After narrowly defeating Adams in the 1800 presidential election, Jefferson set to work dismantling the pomp and prerogative of the first two presidencies. He traded Adams’ six-horse coach for a market cart, halved the military budget and repealed federal taxes on whiskey and land. Most significantly, true to his romantic vision of a land of yeoman farmers, he undid Hamilton’s efforts to create a centrally managed economy financed by a permanent national debt.

Absent an overweening national government and with few other reliable sources of authority, early 19th-century America verged on anarchy. Wood describes the quite typical 1812 spectacle of “mobbing” in Baltimore: A pack of 40 angry Republicans besieged and then dismantled the office of a Federalist newspaper. Alcohol consumption was higher in 1820 than at any other point in America’s history (five gallons per capita annually). Out-of-wedlock births occurred at rates not seen again until the 1960s. The growing social dissolution led one commentator to remark that America “greatly wants a principle of attraction and cohesion.”

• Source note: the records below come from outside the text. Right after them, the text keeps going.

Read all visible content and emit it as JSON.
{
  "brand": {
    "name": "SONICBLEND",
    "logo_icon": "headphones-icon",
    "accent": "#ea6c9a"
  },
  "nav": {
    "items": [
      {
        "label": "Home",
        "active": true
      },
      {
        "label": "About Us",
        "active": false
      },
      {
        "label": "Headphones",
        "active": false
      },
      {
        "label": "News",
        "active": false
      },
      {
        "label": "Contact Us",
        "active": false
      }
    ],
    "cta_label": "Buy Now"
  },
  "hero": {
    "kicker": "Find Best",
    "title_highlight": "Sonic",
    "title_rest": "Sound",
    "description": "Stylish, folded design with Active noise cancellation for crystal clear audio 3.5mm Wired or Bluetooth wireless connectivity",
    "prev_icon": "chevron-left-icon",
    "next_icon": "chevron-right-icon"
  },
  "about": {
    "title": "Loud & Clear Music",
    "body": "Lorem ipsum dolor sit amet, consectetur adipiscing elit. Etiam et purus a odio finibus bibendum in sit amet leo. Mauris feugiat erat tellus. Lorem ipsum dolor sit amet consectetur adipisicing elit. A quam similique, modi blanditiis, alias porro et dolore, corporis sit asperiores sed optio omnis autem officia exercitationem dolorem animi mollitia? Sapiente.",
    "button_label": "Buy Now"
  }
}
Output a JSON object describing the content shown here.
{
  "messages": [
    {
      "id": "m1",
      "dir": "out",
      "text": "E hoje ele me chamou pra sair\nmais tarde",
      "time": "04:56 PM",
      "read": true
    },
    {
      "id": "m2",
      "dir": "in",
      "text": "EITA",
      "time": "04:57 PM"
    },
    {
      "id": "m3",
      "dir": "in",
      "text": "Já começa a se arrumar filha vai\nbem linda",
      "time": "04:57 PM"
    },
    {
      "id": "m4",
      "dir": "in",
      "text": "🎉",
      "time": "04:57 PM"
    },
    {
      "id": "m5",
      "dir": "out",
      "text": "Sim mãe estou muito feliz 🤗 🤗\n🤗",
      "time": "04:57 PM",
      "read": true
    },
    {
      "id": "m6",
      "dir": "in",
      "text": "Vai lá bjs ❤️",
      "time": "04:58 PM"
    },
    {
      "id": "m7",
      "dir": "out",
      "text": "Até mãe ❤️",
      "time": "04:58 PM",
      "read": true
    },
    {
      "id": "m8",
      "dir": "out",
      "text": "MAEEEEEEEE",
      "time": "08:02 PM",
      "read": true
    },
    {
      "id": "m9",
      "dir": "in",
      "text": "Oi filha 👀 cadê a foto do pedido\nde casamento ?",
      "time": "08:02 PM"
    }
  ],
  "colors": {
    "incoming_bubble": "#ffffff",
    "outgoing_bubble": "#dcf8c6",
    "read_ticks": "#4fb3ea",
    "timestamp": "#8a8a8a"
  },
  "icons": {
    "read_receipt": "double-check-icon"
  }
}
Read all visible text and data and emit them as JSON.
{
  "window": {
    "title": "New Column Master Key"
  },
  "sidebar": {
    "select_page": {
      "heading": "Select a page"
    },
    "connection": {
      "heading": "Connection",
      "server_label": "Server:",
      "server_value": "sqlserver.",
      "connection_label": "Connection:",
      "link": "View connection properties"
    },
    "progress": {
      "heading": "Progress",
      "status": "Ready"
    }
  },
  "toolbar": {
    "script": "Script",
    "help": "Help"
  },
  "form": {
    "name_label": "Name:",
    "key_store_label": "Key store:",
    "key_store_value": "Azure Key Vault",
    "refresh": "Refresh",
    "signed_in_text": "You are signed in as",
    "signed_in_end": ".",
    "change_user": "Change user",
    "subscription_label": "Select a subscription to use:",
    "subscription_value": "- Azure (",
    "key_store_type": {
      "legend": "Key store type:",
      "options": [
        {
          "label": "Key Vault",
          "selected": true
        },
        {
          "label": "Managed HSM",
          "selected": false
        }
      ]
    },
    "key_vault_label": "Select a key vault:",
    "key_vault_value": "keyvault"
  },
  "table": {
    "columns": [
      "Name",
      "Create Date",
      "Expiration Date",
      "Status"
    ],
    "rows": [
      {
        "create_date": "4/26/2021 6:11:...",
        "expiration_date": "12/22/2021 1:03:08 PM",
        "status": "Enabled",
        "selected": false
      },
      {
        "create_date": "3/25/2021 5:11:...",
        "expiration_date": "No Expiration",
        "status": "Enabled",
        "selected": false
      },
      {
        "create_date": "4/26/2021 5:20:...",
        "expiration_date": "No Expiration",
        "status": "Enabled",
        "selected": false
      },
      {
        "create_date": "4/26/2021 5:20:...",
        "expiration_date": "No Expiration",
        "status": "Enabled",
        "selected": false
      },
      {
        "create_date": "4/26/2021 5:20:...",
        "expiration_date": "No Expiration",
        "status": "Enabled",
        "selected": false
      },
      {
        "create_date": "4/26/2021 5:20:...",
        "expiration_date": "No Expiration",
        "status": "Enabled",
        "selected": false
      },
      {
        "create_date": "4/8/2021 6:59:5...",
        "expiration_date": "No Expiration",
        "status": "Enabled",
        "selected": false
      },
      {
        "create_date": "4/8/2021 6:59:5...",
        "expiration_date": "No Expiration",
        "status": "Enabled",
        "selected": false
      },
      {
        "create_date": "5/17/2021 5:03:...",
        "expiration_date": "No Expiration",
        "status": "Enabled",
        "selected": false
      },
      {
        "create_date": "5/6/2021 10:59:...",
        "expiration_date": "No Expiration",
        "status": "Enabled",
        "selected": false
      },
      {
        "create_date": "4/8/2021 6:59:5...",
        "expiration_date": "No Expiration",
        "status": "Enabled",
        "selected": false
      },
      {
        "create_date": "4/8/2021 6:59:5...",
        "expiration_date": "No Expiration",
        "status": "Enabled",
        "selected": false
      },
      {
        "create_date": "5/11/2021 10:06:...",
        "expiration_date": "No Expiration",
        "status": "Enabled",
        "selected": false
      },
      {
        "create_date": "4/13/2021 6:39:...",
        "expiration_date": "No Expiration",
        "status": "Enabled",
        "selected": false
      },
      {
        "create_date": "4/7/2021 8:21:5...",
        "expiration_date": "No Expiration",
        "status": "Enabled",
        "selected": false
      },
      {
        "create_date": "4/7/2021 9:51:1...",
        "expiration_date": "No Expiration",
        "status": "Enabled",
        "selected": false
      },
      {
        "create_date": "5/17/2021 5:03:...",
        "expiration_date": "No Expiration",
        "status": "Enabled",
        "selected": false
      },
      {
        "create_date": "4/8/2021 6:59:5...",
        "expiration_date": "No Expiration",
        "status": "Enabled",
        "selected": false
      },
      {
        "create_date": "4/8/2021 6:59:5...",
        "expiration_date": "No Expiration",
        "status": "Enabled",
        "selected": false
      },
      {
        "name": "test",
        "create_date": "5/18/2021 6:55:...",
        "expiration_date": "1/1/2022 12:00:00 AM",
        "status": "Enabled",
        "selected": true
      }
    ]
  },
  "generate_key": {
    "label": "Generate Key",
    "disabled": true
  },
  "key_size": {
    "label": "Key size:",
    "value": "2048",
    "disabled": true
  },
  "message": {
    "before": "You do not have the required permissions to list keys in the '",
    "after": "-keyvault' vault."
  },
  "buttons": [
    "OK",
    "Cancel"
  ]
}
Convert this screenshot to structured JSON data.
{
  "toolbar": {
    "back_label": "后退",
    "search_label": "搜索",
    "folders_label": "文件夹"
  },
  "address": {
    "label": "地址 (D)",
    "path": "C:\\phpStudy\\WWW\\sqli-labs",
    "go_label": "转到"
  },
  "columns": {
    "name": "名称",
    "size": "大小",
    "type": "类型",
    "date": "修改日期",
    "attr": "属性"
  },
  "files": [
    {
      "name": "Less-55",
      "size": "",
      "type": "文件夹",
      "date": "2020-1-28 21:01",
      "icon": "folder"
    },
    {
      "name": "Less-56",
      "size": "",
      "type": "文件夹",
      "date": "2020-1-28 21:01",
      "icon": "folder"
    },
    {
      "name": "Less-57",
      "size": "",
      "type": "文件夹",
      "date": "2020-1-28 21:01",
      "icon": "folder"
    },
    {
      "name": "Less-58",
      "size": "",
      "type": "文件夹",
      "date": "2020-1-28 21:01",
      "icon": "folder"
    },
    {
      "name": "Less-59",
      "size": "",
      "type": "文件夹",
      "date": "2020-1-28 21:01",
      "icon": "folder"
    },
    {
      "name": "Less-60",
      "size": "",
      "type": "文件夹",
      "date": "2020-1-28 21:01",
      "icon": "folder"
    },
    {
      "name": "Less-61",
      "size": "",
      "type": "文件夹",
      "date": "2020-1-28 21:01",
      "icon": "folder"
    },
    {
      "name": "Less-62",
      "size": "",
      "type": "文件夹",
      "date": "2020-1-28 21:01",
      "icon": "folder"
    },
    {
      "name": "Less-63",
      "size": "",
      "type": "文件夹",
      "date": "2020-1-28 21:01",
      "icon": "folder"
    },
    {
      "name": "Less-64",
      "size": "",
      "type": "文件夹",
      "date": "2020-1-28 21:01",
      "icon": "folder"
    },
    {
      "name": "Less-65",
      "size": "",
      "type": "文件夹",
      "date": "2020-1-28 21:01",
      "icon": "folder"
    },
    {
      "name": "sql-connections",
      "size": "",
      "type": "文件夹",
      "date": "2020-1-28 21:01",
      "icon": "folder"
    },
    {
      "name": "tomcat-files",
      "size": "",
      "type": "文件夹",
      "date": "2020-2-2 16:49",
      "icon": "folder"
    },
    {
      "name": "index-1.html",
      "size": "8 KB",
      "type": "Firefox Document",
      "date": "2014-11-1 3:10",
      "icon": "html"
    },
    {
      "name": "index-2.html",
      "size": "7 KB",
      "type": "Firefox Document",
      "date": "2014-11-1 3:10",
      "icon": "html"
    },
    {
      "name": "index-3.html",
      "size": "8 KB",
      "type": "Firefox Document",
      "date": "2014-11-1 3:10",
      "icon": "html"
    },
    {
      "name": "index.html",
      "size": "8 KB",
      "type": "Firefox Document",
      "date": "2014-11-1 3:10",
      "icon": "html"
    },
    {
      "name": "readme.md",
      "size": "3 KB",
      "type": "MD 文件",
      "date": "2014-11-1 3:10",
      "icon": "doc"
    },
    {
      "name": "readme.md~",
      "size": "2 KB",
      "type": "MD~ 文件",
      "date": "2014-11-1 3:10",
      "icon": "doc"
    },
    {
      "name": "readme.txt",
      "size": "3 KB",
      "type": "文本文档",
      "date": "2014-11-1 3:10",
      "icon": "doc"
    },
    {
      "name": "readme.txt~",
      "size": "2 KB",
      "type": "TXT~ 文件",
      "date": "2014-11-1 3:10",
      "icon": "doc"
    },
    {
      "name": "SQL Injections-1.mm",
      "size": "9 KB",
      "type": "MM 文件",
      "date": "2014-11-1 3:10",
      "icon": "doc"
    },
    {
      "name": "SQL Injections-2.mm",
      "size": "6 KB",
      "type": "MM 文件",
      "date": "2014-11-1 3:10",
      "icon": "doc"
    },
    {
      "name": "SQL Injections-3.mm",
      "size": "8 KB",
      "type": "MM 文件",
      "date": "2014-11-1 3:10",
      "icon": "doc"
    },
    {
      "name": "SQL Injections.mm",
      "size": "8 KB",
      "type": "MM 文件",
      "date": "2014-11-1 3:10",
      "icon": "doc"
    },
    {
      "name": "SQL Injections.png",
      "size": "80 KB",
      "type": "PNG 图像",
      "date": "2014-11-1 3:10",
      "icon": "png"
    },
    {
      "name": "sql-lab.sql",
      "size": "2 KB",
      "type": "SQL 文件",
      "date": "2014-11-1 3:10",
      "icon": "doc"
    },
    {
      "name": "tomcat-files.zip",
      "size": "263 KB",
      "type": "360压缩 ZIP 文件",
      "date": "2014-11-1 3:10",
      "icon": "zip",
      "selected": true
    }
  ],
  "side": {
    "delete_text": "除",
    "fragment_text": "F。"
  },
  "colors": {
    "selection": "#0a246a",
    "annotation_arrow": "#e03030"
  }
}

It found one in the new “middling” Americans, who increasingly displaced the Founders’ “natural aristocracy” as the country’s energizing class. Their dreams of upward mobility eventually shaped a new unifying ideal, based on a national dedication to the pursuit of money. “From one end of the continent to the other the universal roar is Commerce!” declared Doctor Samuel Mitchill in 1800, with more than a note of distaste. Of course, urban entrepreneurial America was the antithesis of Jefferson’s design. But as Wood’s clear-eyed, deeply informed and witty scholarship makes clear, this country and its people were too diverse and dynamic to be limited by any single vision.